A programme that promotes works of artists in a camp proves one needn't have deep pockets to buy art

The floors might be dusty and there might be nothing much by way of interiors, but what fills the many rooms on the second floor of Iconart Art Gallery ups the glamour quotient of the plain space.

In a small room on the left of the main door is an artist almost lying over his canvas; look carefully and you see that he is giving finishing touches to two huge giraffes on his equally humongous canvas. All around him, every inch of the walls are covered with paintings — framed, unframed, finished and unfinished — in various sizes. In fact they are everywhere, on the tables, the floor, walls and even spilling into other rooms.

In another room lie terracotta works which are drying in the indirect heat in the room. In this room another artist is creating various shapes by sliding a paint-dipped brush on paper.
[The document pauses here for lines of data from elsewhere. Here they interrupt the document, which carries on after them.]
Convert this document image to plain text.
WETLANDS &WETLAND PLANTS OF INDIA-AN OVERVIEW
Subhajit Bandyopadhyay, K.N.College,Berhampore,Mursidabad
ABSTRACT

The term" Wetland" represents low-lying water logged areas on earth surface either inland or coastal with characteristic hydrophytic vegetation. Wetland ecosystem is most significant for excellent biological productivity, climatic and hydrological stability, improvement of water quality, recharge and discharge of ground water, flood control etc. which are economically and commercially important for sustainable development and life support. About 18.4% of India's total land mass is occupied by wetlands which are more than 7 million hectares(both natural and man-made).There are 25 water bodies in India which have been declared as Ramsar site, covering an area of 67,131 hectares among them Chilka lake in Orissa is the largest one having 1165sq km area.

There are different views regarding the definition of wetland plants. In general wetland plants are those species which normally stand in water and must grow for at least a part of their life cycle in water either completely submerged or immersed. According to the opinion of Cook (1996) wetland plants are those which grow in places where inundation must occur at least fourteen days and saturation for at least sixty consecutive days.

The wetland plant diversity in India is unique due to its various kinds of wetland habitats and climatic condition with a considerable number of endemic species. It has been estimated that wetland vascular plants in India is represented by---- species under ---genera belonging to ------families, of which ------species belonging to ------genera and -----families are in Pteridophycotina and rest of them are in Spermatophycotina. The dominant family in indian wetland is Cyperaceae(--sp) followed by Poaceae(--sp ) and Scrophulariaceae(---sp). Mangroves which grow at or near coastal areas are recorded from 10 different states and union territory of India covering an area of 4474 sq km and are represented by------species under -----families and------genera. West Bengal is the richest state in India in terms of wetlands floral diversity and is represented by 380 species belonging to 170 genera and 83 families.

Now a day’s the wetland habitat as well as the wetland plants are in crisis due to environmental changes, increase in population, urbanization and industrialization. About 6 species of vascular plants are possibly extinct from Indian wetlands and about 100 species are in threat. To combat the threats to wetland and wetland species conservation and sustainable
Artists like Sridhar Rao, Santosh Kotagiri, Srikant Dunde, Avani Rao, Gangadhar, Maredu Ramu, Vasudev, Glower Paul, Lester Paul, Raghavendra, Srihari Bolekar, Bhaskar Rao, Narsinga Rao, Jinson, Ajay, Jayaprakash, Srinivas Reddy and Pavan Kumar are stationed at Iconart as a part of the artist residency programme. The works of these artists are also up sale as part of the buy art programme. The works are prices quite modestly- depending on the frame, size and medium — at anywhere between Rs.1000 and Rs. 10,000.

The idea of having this artist residency and buy art programme is to promote mid-career artists and encourage buyers to buy art. Apparently the trend seems to have caught on, as the artists feel upbeat when students came in to buy their works. “It was encouraging for us to see young students come and buy our works. And they bought a good number of our works. And when we asked what they are going to do with it, they said ‘we will gift them',” says one artist.

Among the finished works there is a series on the Golconda fort. Another finished series is on the roads and alleys of the city. The acrylic on canvas series is attracting the most visitors for its realistic feel.

Those interested in buying paintings of Indian Gods are likely to go for the Ganesha series. Srikant Dunde's strokes make for an interesting series on walls. Another series on display are the ones which mostly give a glimpse of the roads, hoardings and sight of the city.